Das Bild „Kassel“ stammt aus dem Jahr 1992 und ist Teil der Ausstellung „Gerhard Richter: Editionen 1968 - 2015“.
Das Bild „Kassel“ stammt aus dem Jahr 1992 und ist Teil der Ausstellung „Gerhard Richter: Editionen 1968 - 2015“. (Foto: galerie lutze)
Schwäbische Zeitung

Die Galerie Bernd Lutze in der Zeppelinstraße 7 zeigt vom 27. Januar bis 24. März die Ausstellung „Gerhard Richter: Editionen 1968 – 2015“. Eröffnung ist am Freitag, 26. Januar, um 20 Uhr. 25 Arbeiten zeigen einen charakteristischen Querschnitt durch fast 50 Jahre grafischen Schaffens eines der bedeutendsten Künstler der Gegenwart. Sie bilden damit einen würdigen Beginn des Jubiläumsjahres der vor 40 Jahren gegründeten Galerie, wie Galerist Bernd Lutze mitteilt.

Mit zehn Einzelausstellungen wurde Richter in diesem Zeitraum zum Künstler mit den meisten Präsentationen in der Galerie. Möglich war dies, weil Bernd Lutze bereits 1968 in dessen Atelier sein erstes Bild erwarb, ihn seitdem regelmäßig besuchte und eine Sammlung aufbaute. Diese war Basis für die legendäre erste Richter-Ausstellung Lutzes von 1979 mit 15 frühen Ölbildern, darunter „Sargträger“ von 1962 (heute im Besitz der neuen Pinakothek München).

Gerhard Richter, 1932 in Dresden geboren, studierte dort von 1951 bis 1957 an der Kunstakademie, ehe er 1961 in den Westen übersiedelte. Er ließ sich in Düsseldorf nieder, studierte dort nochmals von 1961 bis 1963 an der Kunstakademie und hatte dort 1963 seine erste Ausstellung. 1972 vertrat er Deutschland auf der Biennale von Venedig und hat seitdem in vielen der weltweit führenden Kunstinstitutionen ausgestellt. Richter ist sowohl für seine figurativen als auch für seine abstrakten Bilder bekannt und verbindet in seinen Werken häufig beide Haltungen, heißt es in der Pressemitteilung.
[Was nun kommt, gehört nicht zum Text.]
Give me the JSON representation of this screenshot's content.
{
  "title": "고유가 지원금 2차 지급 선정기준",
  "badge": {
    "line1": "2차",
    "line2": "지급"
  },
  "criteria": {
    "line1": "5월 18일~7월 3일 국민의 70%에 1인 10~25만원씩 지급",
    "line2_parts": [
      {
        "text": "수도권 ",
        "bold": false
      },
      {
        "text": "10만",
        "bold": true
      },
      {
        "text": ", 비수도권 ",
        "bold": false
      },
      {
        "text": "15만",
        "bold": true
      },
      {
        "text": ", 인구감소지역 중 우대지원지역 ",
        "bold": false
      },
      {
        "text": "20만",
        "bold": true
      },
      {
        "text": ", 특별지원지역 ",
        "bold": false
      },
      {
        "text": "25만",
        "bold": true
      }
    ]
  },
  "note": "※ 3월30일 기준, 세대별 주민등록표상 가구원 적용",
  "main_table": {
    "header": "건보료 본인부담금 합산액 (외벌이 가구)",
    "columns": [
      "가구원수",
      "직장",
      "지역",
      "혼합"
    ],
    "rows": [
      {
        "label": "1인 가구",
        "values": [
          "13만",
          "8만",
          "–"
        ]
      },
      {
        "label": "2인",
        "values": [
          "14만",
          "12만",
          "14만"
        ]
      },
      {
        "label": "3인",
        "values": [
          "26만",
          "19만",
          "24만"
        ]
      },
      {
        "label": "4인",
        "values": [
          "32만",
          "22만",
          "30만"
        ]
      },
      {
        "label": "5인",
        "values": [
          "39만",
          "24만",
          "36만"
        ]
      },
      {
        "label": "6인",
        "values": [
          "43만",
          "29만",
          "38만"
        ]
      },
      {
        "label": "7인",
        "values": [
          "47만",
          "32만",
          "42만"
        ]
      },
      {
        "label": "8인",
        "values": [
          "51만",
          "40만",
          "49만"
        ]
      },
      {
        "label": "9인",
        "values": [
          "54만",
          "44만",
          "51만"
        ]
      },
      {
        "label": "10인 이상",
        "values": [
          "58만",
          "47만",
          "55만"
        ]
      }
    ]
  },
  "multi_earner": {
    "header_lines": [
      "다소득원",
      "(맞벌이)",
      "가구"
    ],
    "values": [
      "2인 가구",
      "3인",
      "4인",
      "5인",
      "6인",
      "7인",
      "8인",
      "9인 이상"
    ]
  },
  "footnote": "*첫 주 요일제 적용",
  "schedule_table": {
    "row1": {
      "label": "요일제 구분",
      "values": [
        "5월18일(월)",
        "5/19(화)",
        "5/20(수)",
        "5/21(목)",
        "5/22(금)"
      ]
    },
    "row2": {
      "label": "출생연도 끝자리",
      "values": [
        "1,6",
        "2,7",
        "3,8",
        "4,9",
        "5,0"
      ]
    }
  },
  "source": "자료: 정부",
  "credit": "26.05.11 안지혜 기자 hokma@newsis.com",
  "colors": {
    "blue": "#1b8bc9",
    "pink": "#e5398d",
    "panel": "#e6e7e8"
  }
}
Editionen begleiten seit Jahren das malerische Werk des Künstlers. Damit gemeint sind: Druckgrafiken, Fotoeditionen, Auflagenobjekte, Künstlerbücher und Auflagenbilder. Die Editionen nehmen in seinem Werk einen eigenständigen und zentralen Platz ein. Begleitend zur Ausstellung werden die Filme „Meine Bilder sind klüger als ich“ (1987), „Gespräch mit Robert Storr“ (2002), „Das Kölner Domfenster“ (2007)/“In der Werkstatt“ (1969) und „Painting“ (2011) gezeigt. Der Eintritt ist jeweils frei. Die Galerie hat mittwochs bis freitags von 14 bis 19 Uhr und samstags von 10 bis 13 Uhr geöffnet.